Is Art School Worth It?
August 27, 2022
Lawyers go to law school. Doctors go to medical school. Artists go to art school. While there are countless more avenues that one could take to become an artist than a brain surgeon, art school provides an aspirant with worthwhile guidance and experience.
What’s the Deal With Art School?
The myth of the self-taught artist, kissed by the muses and suffering away in a garret, is persistent, romantic and patently untrue. Creativity needs to be harnessed through hard work and passion. Art school chips away at and refines the artist’s abilities, like a rock being pressured into a diamond.
Eric Oliver, a graduate of the University of Utah with a BFA in graphic design and an adjunct professor of digital media at Utah Valley University, explained the importance of art school
“People say ‘Oh, you can be self-taught on YouTube’ — and the problem with that is that YouTube does not offer feedback when you’re done doing something — art school does,” Oliver said. “It teaches you how to take hard feedback. It teaches you skills, how to refine your work and to ask questions about your work. It teaches you to constantly improve.”
At its platonic ideal, art school fosters a community. As a film and media arts major, I remember how walking into my first film class was an important, exciting experience. For the first time in my life, I met people who loved movies as much as I did. People who talked about Sergei Eisenstein and Akira Kurosawa. People who didn’t look at me as if I had two heads when I used the term “MacGuffin” when talking about a thriller. At art school, a student finds others with similar goals and mentors who can help them turn pie-in-the-sky dreams into reality.
Community is the Most Important Part of Art School
The creative atmosphere that arises when artists discuss their work and bounce ideas off each other helps to instruct and spark inspiration. Art is about connection and having a conversation with the audience. The immediate feedback of other students and professors can help artists learn how to do that.
Lien Fan Shen, an assistant professor in the Film and Media Arts Department, described her time at the School of Visual Arts when she worked toward an MFA.

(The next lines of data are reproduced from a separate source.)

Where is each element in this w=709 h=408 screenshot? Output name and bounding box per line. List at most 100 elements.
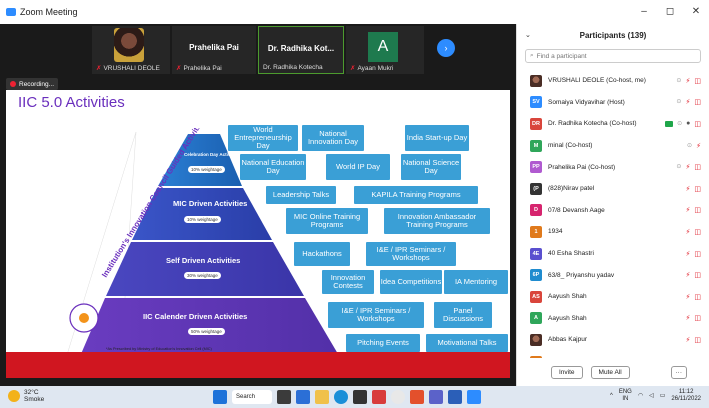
participant-status-icons: ⊙ ⚡ ◫: [676, 163, 701, 171]
close-button[interactable]: ✕: [683, 0, 709, 22]
participant-row[interactable]: 6P 63/8_ Priyanshu yadav ⚡ ◫: [517, 264, 709, 286]
video-off-icon: ◫: [694, 120, 701, 128]
video-thumbnail-active-speaker[interactable]: Dr. Radhika Kot... Dr. Radhika Kotecha: [258, 26, 344, 74]
participant-avatar: A: [530, 312, 542, 325]
mute-all-button[interactable]: Mute All: [590, 365, 630, 379]
participant-row[interactable]: PP Prahelika Pai (Co-host) ⊙ ⚡ ◫: [517, 156, 709, 178]
participant-name: 63/8_ Priyanshu yadav: [548, 271, 615, 279]
thumbnail-name: Dr. Radhika Kot...: [267, 44, 335, 53]
video-thumbnail[interactable]: A ✗ Ayaan Mukri: [346, 26, 424, 74]
chevron-up-icon[interactable]: ^: [610, 393, 613, 399]
video-thumbnail[interactable]: ✗ VRUSHALI DEOLE: [92, 26, 170, 74]
file-explorer-icon[interactable]: [315, 390, 329, 404]
participant-row[interactable]: ABAbdul Basit khan⚡◫: [517, 351, 709, 358]
participant-status-icons: ⚡ ◫: [685, 185, 701, 193]
thumbnail-label: VRUSHALI DEOLE: [103, 65, 160, 72]
store-icon[interactable]: [353, 390, 367, 404]
video-off-icon: ◫: [694, 185, 701, 193]
taskbar-search[interactable]: Search: [232, 390, 272, 404]
search-input[interactable]: [536, 52, 677, 60]
tier-label: MIC Driven Activities: [173, 199, 248, 208]
language-indicator[interactable]: ENG IN: [619, 389, 632, 402]
wifi-icon[interactable]: ◠: [638, 392, 643, 399]
word-icon[interactable]: [448, 390, 462, 404]
next-page-button[interactable]: ›: [437, 39, 455, 57]
thumbnail-label: Ayaan Mukri: [357, 65, 394, 72]
video-off-icon: ◫: [694, 228, 701, 236]
participant-row[interactable]: D 07/8 Devansh Aage ⚡ ◫: [517, 200, 709, 222]
participant-row[interactable]: SV Somaiya Vidyavihar (Host) ⊙ ⚡ ◫: [517, 92, 709, 114]
activity-box: Leadership Talks: [266, 186, 336, 204]
zoom-app-icon[interactable]: [467, 390, 481, 404]
task-view-icon[interactable]: [277, 390, 291, 404]
recording-indicator[interactable]: Recording...: [6, 78, 59, 90]
activity-box: MIC Online Training Programs: [286, 208, 368, 234]
participant-name: VRUSHALI DEOLE (Co-host, me): [548, 77, 646, 85]
participants-list[interactable]: VRUSHALI DEOLE (Co-host, me) ⊙ ⚡ ◫ SV Somaiya…: [517, 70, 709, 358]
activity-box: Innovation Ambassador Training Programs: [384, 208, 490, 234]
activity-box: I&E / IPR Seminars / Workshops: [328, 302, 424, 328]
windows-start-icon[interactable]: [213, 390, 227, 404]
participant-status-icons: ⊙ ⚡ ◫: [676, 77, 701, 85]
record-icon: [10, 81, 16, 87]
participant-avatar: 1: [530, 225, 542, 238]
participant-status-icons: ⊙ ● ◫: [665, 120, 701, 128]
participant-row[interactable]: VRUSHALI DEOLE (Co-host, me) ⊙ ⚡ ◫: [517, 70, 709, 92]
thumbnail-label: Dr. Radhika Kotecha: [263, 64, 323, 71]
volume-icon[interactable]: ◁: [649, 392, 654, 399]
activity-box: World Entrepreneurship Day: [228, 125, 298, 151]
participant-name: 07/8 Devansh Aage: [548, 206, 605, 214]
participant-status-icons: ⚡ ◫: [685, 271, 701, 279]
widgets-icon[interactable]: [296, 390, 310, 404]
participant-avatar: D: [530, 204, 542, 217]
participant-row[interactable]: 4E 40 Esha Shastri ⚡ ◫: [517, 243, 709, 265]
participant-row[interactable]: Abbas Kajpur ⚡ ◫: [517, 329, 709, 351]
office-icon[interactable]: [372, 390, 386, 404]
tier-label: IIC Calender Driven Activities: [143, 312, 248, 321]
share-icon: ⊙: [677, 120, 683, 127]
restore-button[interactable]: ◻: [657, 0, 683, 22]
mic-muted-icon: ⚡: [685, 315, 691, 323]
invite-button[interactable]: Invite: [551, 365, 583, 379]
activity-box: Idea Competitions: [380, 270, 442, 294]
participant-avatar: 4E: [530, 247, 542, 260]
participant-row[interactable]: Mminal (Co-host) ⊙ ⚡: [517, 135, 709, 157]
participant-status-icons: ⚡ ◫: [685, 293, 701, 301]
mic-muted-icon: ✗: [176, 65, 182, 72]
participant-row[interactable]: AS Aayush Shah ⚡ ◫: [517, 286, 709, 308]
mic-muted-icon: ⚡: [685, 185, 691, 193]
participant-row[interactable]: A Aayush Shah ⚡ ◫: [517, 308, 709, 330]
clock[interactable]: 11:12 26/11/2022: [671, 389, 701, 402]
avatar: A: [368, 32, 398, 62]
video-thumbnail-strip: ✗ VRUSHALI DEOLE Prahelika Pai ✗ Prahelika…: [0, 24, 516, 76]
chevron-down-icon[interactable]: ⌄: [525, 31, 531, 39]
participant-name: 1934: [548, 228, 563, 236]
temperature: 32°C: [24, 389, 39, 396]
weather-widget[interactable]: 32°C Smoke: [8, 389, 44, 403]
mic-icon: ●: [686, 119, 691, 127]
participant-status-icons: ⚡ ◫: [685, 206, 701, 214]
participant-avatar: M: [530, 139, 542, 152]
video-on-icon: [665, 120, 674, 127]
zoom-logo-icon: [6, 8, 16, 16]
participant-search[interactable]: ⌕: [525, 49, 701, 63]
participant-avatar: [530, 333, 542, 346]
edge-browser-icon[interactable]: [334, 390, 348, 404]
powerpoint-icon[interactable]: [410, 390, 424, 404]
activity-box: National Innovation Day: [302, 125, 364, 151]
chrome-icon[interactable]: [391, 390, 405, 404]
window-title: Zoom Meeting: [20, 7, 78, 17]
minimize-button[interactable]: –: [631, 0, 657, 22]
meeting-area: ✗ VRUSHALI DEOLE Prahelika Pai ✗ Prahelika…: [0, 24, 516, 386]
participants-title: Participants (139): [579, 30, 647, 40]
tier-label: Celebration Day Activities: [184, 152, 240, 157]
more-button[interactable]: ···: [670, 365, 687, 379]
participant-row[interactable]: DR Dr. Radhika Kotecha (Co-host) ⊙ ● ◫: [517, 113, 709, 135]
participant-row[interactable]: (P (828)Nirav patel ⚡ ◫: [517, 178, 709, 200]
battery-icon[interactable]: ▭: [660, 392, 666, 399]
participant-row[interactable]: 1 1934 ⚡ ◫: [517, 221, 709, 243]
zoom-window: Zoom Meeting – ◻ ✕ ✗ VRUSHALI DEOLE Prahe…: [0, 0, 709, 408]
teams-icon[interactable]: [429, 390, 443, 404]
video-thumbnail[interactable]: Prahelika Pai ✗ Prahelika Pai: [172, 26, 256, 74]
pyramid-tier-calendar: [81, 298, 338, 354]
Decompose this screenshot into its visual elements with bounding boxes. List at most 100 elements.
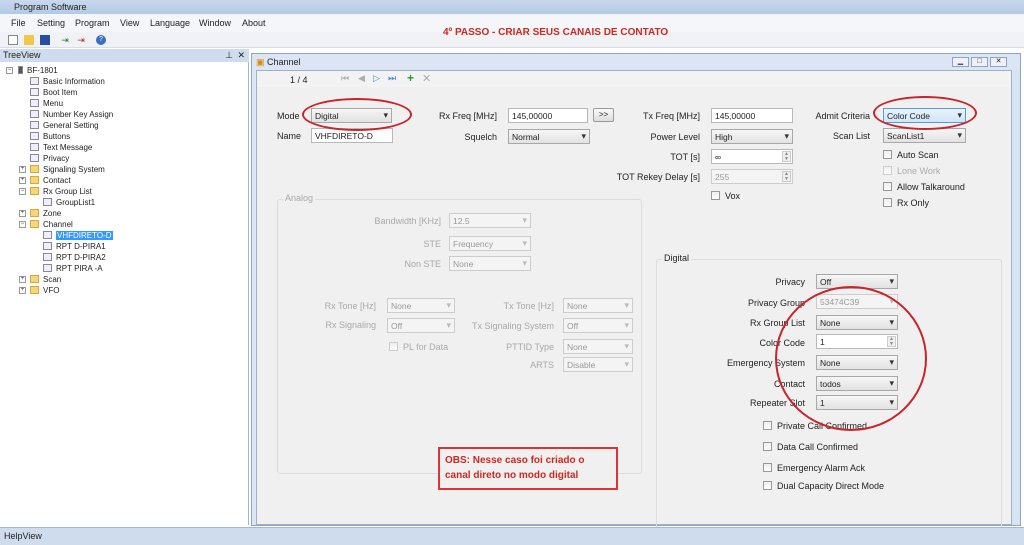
read-radio-icon[interactable]: ⇥ (60, 35, 70, 45)
tx-freq-input[interactable]: 145,00000 (711, 108, 793, 123)
name-label: Name (277, 131, 302, 141)
dual-capacity-direct-mode-checkbox[interactable]: Dual Capacity Direct Mode (763, 481, 884, 491)
tree-item[interactable]: RPT D-PIRA2 (43, 252, 106, 263)
collapse-icon[interactable]: − (19, 188, 26, 195)
tree-label: VFO (43, 286, 60, 295)
spin-arrows-icon[interactable]: ▲ ▼ (782, 151, 791, 162)
maximize-button[interactable]: □ (971, 57, 988, 67)
app-title: Program Software (14, 2, 87, 12)
collapse-icon[interactable]: − (19, 221, 26, 228)
tree-item[interactable]: Rx Group List (30, 186, 92, 197)
tree-item[interactable]: VFO (30, 285, 59, 296)
folder-icon (30, 286, 39, 294)
talkaround-label: Allow Talkaround (897, 182, 965, 192)
emergency-alarm-ack-checkbox[interactable]: Emergency Alarm Ack (763, 463, 865, 473)
menu-file[interactable]: File (11, 18, 26, 28)
first-record-icon[interactable]: ⏮ (341, 73, 349, 84)
tree-item[interactable]: Zone (30, 208, 61, 219)
node-icon (30, 110, 39, 118)
next-record-icon[interactable]: ▷ (373, 73, 380, 84)
tree-item[interactable]: Privacy (30, 153, 69, 164)
tree-item[interactable]: Number Key Assign (30, 109, 113, 120)
add-icon[interactable]: + (407, 71, 414, 85)
help-icon[interactable]: ? (96, 35, 106, 45)
new-file-icon[interactable] (8, 35, 18, 45)
tree-label: VHFDIRETO-D (56, 231, 113, 240)
tx-tone-label: Tx Tone [Hz] (503, 301, 554, 311)
save-icon[interactable] (40, 35, 50, 45)
open-folder-icon[interactable] (24, 35, 34, 45)
tree-label: Boot Item (43, 88, 78, 97)
expand-icon[interactable]: + (19, 287, 26, 294)
tree-item[interactable]: Text Message (30, 142, 92, 153)
expand-icon[interactable]: + (19, 210, 26, 217)
copy-freq-button[interactable]: >> (593, 108, 614, 122)
tree-label: Scan (43, 275, 62, 284)
menu-window[interactable]: Window (199, 18, 231, 28)
pin-icon[interactable]: ⊥ (225, 50, 233, 61)
node-icon (30, 121, 39, 129)
tree-item[interactable]: General Setting (30, 120, 99, 131)
checkbox-label: Emergency Alarm Ack (777, 463, 866, 473)
rx-freq-input[interactable]: 145,00000 (508, 108, 588, 123)
power-level-select[interactable]: High (711, 129, 793, 144)
tx-signaling-select: Off (563, 318, 633, 333)
close-icon[interactable]: ✕ (237, 50, 245, 61)
tree-label: Contact (43, 176, 71, 185)
tree-root[interactable]: BF-1801 (18, 65, 58, 76)
tree-label: Signaling System (43, 165, 105, 174)
minimize-button[interactable]: ▁ (952, 57, 969, 67)
tot-spinner[interactable]: ∞ ▲ ▼ (711, 149, 793, 164)
menu-program[interactable]: Program (75, 18, 110, 28)
close-window-button[interactable]: ✕ (990, 57, 1007, 67)
tree-item[interactable]: RPT D-PIRA1 (43, 241, 106, 252)
menu-view[interactable]: View (120, 18, 139, 28)
menu-setting[interactable]: Setting (37, 18, 65, 28)
allow-talkaround-checkbox[interactable]: Allow Talkaround (883, 182, 965, 192)
scan-list-select[interactable]: ScanList1 (883, 128, 966, 143)
page-indicator: 1 / 4 (290, 75, 308, 85)
tree-item[interactable]: Buttons (30, 131, 70, 142)
non-ste-label: Non STE (404, 259, 441, 269)
previous-record-icon[interactable]: ◀ (358, 73, 365, 84)
checkbox-label: Dual Capacity Direct Mode (777, 481, 885, 491)
folder-icon (30, 209, 39, 217)
window-title: ▣ Channel (256, 57, 301, 67)
highlight-ellipse-digital (775, 286, 927, 431)
expand-icon[interactable]: + (19, 166, 26, 173)
arts-select: Disable (563, 357, 633, 372)
vox-checkbox[interactable]: Vox (711, 191, 740, 201)
menu-language[interactable]: Language (150, 18, 190, 28)
expand-icon[interactable]: + (19, 177, 26, 184)
tree-label: Rx Group List (43, 187, 92, 196)
menu-about[interactable]: About (242, 18, 266, 28)
squelch-select[interactable]: Normal (508, 129, 590, 144)
last-record-icon[interactable]: ⏭ (388, 73, 396, 84)
rx-only-checkbox[interactable]: Rx Only (883, 198, 929, 208)
tree-item[interactable]: Channel (30, 219, 73, 230)
rx-signaling-select: Off (387, 318, 455, 333)
delete-icon[interactable]: ✕ (422, 72, 431, 85)
tree-item[interactable]: Scan (30, 274, 61, 285)
tree-item[interactable]: Signaling System (30, 164, 105, 175)
collapse-icon[interactable]: − (6, 67, 13, 74)
auto-scan-checkbox[interactable]: Auto Scan (883, 150, 939, 160)
tree-item[interactable]: Contact (30, 175, 71, 186)
tree-item[interactable]: Basic Information (30, 76, 105, 87)
vertical-scrollbar[interactable] (1012, 70, 1020, 525)
tree-item[interactable]: GroupList1 (43, 197, 95, 208)
data-call-confirmed-checkbox[interactable]: Data Call Confirmed (763, 442, 858, 452)
tree-item[interactable]: Menu (30, 98, 63, 109)
tx-signaling-label: Tx Signaling System (471, 321, 554, 331)
tot-value: ∞ (715, 152, 722, 162)
tree-item[interactable]: VHFDIRETO-D (43, 230, 113, 241)
write-radio-icon[interactable]: ⇥ (76, 35, 86, 45)
pl-for-data-label: PL for Data (403, 342, 449, 352)
admit-criteria-label: Admit Criteria (815, 111, 870, 121)
tree-item[interactable]: RPT PIRA -A (43, 263, 103, 274)
folder-icon (30, 187, 39, 195)
node-icon (30, 132, 39, 140)
expand-icon[interactable]: + (19, 276, 26, 283)
tree-item[interactable]: Boot Item (30, 87, 77, 98)
rx-tone-select: None (387, 298, 455, 313)
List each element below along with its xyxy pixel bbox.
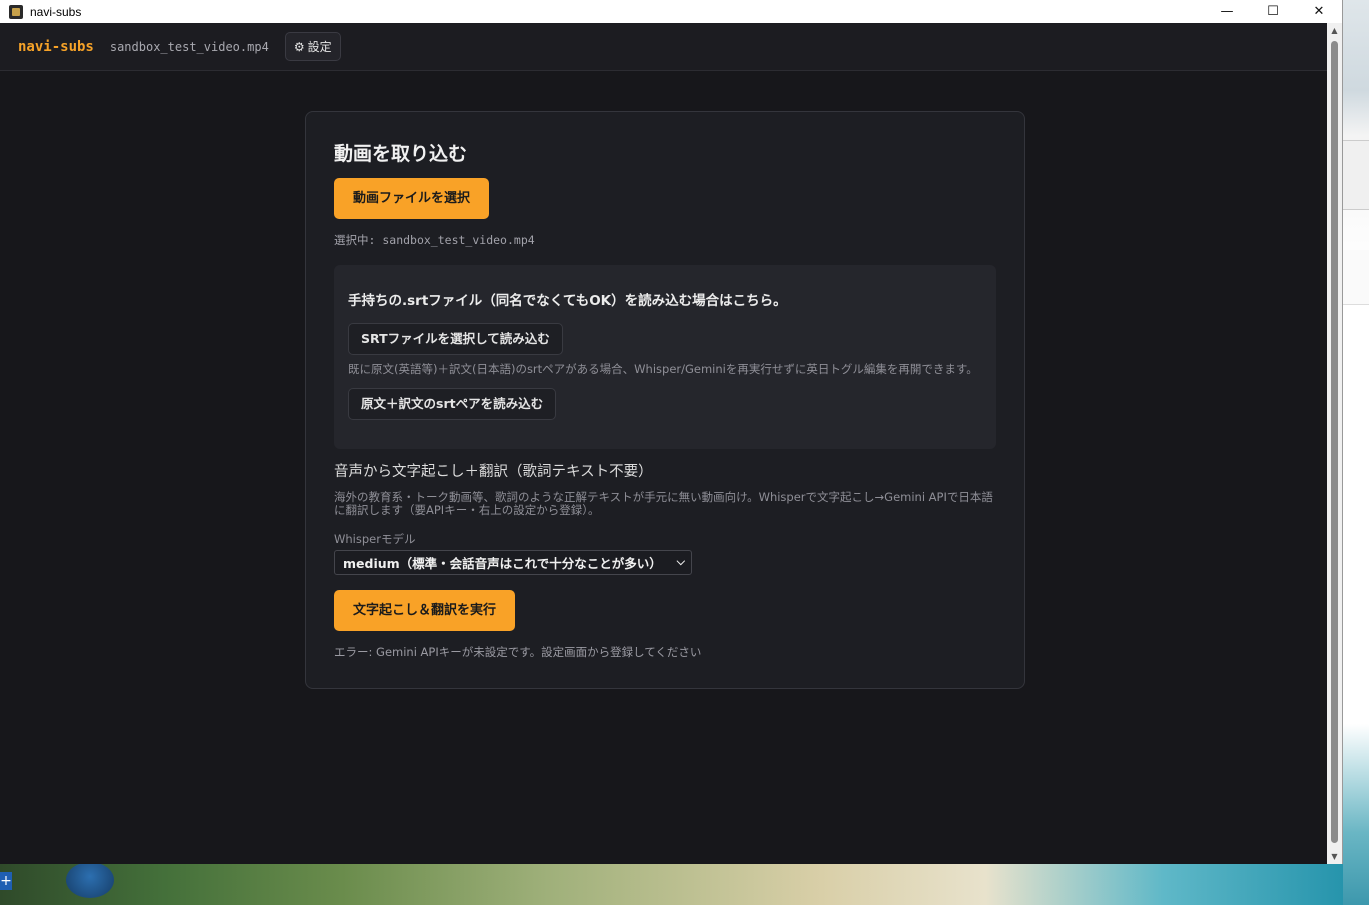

“During those years, I met so many talented artists — they’re so creative and every time they talked about their ideas it would give me so much inspiration,” Shen said. “So, in a way, I feel the sort of community was the most beneficial thing to me.”
Art schools provide opportunities to develop working relationships with like-minded artists. Furthermore, these relationships can be helpful in fostering future freelance artwork.
Through art school, one’s artistic sensibilities are broadened. Film students are introduced to different cinematic styles and modes. Visual artists learn how to use acrylics, oils, 3D animation software, sculpting clay and other materials they may not have touched otherwise. Dancers take classes in ballet, tap, modern and hip-hop. The students are pushed out of their comfort zones and learn a great deal, and hopefully find something they love.
V. Kim Martinez, professor of painting and drawing in the Department of Art and Art History at the U and graduate of the Art Institute of Chicago, described art school as a time of exploration.
“You could say, ‘I want to make a painting. I want to make it out of melted aluminum,'” Martinez said. “That’s going to do something very different from acrylic paint … and the aluminum’s never going to do what a computer monitor can do. Vice versa. So you have to become sensitive to materials and understand, if I use this material and I’m trying to say this, then what material is going to answer my question better?”
Art school helps artists become familiar with all of the different ways they can express themselves. It pulls them deeper into their art, strengthening their knowledge of the chosen discipline.
So, is art school worth it? I believe so. Art is worth it. Finding others with the same interests and goals as yourself is worth it. Education is worth it, not just in an academic sense, but for learning from those around you. Art school is too nauseatingly expensive for just an appreciator, but those lucky enough to get into the right program, with the right professors and an understanding of the surprisingly hard work ahead of them, can find a place to improve doing what they love and forge a singular identity.